Will MW help the results of Del Mar and be a top contender?
Eagles has always been a top younger team - can they replicate that at the older ages?
Slammers (not Koge) is the top ECRL club
Pateadores had decent results in ECRL.  With new additions potentially joining their ECNL team, how will they do?


----------



## GT45 (Jun 14, 2022)

That is not accurate. At first glance you have the Blues 05 ECRL in 4th place. But they won their division.

Slammers was best in their division. Blues were best in their division. Very different schedules. Let's be accurate here.

Also, the two divisions play different schedules so it is not fair to compare across divisions. So many of these are not accurate.

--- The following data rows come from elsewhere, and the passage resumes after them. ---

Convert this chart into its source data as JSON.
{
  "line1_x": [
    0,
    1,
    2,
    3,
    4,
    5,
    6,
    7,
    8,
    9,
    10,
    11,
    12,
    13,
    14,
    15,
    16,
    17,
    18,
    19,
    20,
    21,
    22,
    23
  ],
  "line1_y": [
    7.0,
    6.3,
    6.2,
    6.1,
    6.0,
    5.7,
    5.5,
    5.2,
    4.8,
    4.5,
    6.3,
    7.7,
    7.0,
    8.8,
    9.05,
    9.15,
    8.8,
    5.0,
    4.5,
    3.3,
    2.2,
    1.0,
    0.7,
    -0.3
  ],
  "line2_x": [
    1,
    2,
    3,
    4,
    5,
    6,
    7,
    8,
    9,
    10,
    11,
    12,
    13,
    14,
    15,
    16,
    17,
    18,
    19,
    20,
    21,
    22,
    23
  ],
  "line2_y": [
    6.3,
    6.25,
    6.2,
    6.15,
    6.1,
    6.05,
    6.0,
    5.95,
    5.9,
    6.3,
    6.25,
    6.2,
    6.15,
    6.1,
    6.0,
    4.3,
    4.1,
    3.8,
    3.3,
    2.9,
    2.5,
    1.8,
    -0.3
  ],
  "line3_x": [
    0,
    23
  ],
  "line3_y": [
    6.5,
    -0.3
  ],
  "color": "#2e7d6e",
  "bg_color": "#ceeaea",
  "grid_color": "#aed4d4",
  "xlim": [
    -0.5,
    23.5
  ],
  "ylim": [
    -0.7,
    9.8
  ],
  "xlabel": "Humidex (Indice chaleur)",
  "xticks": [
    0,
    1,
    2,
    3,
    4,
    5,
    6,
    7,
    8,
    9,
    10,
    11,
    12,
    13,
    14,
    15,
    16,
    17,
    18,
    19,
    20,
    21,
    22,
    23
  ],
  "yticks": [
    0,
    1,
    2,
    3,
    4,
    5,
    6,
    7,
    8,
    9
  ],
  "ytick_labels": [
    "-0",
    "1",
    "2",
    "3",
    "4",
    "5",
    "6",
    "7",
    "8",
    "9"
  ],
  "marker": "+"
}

Pats were playing their top team against everyone else's second team. So not really impressive results.


----------



## Kicker 2.0 (Jun 15, 2022)

GT45 said:


> That is not accurate. At first glance you have the Blues 05 ECRL in 4th place. But they won their division.
> 
> Slammers was best in their division. Blues were best in their division. Very different schedules. Let's be accurate here.
> 
> ...


Ok….how did that Blues team do against Slammers?  How about Legends and LAFC SoCal?  How did that Slammers team and those other 2 Mojave teams do against Surf and Rebels (who also beat Blues). Seems like that ranking is more accurate than you’d like to admit.


----------



## Sike (Jun 15, 2022)

Kicker 2.0 said:


> Ok….how did that Blues team do against Slammers?  How about Legends and LAFC SoCal?  How did that Slammers team and those other 2 Mojave teams do against Surf and Rebels (who also beat Blues). Seems like that ranking is more accurate than you’d like to admit.


Certainly not perfect to compare between Mojave and Sonoran, but I don't think the schedules between the two are really that much different on the ECNL level. Certainly depends on age group, but a club like Blues, who many expected to be a top 3 team at every age group in Sonoran, actually wasn't very good outside of the two youngest age groups. And in some age groups, the bottom of Sonoran was awful, providing two easy wins each game.


----------



## SoccerFan4Life (Jun 15, 2022)

Strikers FC got kicked out of ECNL  because they were not performing well. Partially true but not the worse (3rd worse in ECNL) and middle of the pack in ECRL.  So was it payback for seeing Strikers boys leave ECNL????


----------



## paytoplayisgood (Jun 15, 2022)

WillJohn said:


> Gathered all the standings for each age group and just put them in order of finish (combined Mojave and Sonoran) based on PPG.  Just for fun and didn't double-check my numbers.
> 
> View attachment 13924
> 
> ...


Its not that deep LOL. Why you spending so much time for something so pointless


----------



## VanMan (Jun 15, 2022)

ECRL Del Mar Should be divided by 5 not 6 since they didn't field a 08 team, which would move them down to the bottom.


----------



## socalkdg (Jun 15, 2022)

SoccerFan4Life said:


> Strikers FC got kicked out of ECNL  because they were not performing well. Partially true but not the worse (3rd worse in ECNL) and middle of the pack in ECRL.  So was it payback for seeing Strikers boys leave ECNL????


I will vote payback.


----------



## WillJohn (Jun 15, 2022)

VanMan said:


> ECRL Del Mar Should be divided by 5 not 6 since they didn't field a 08 team, which would move them down to the bottom.


You're right.  It puts them tied at the bottom.


----------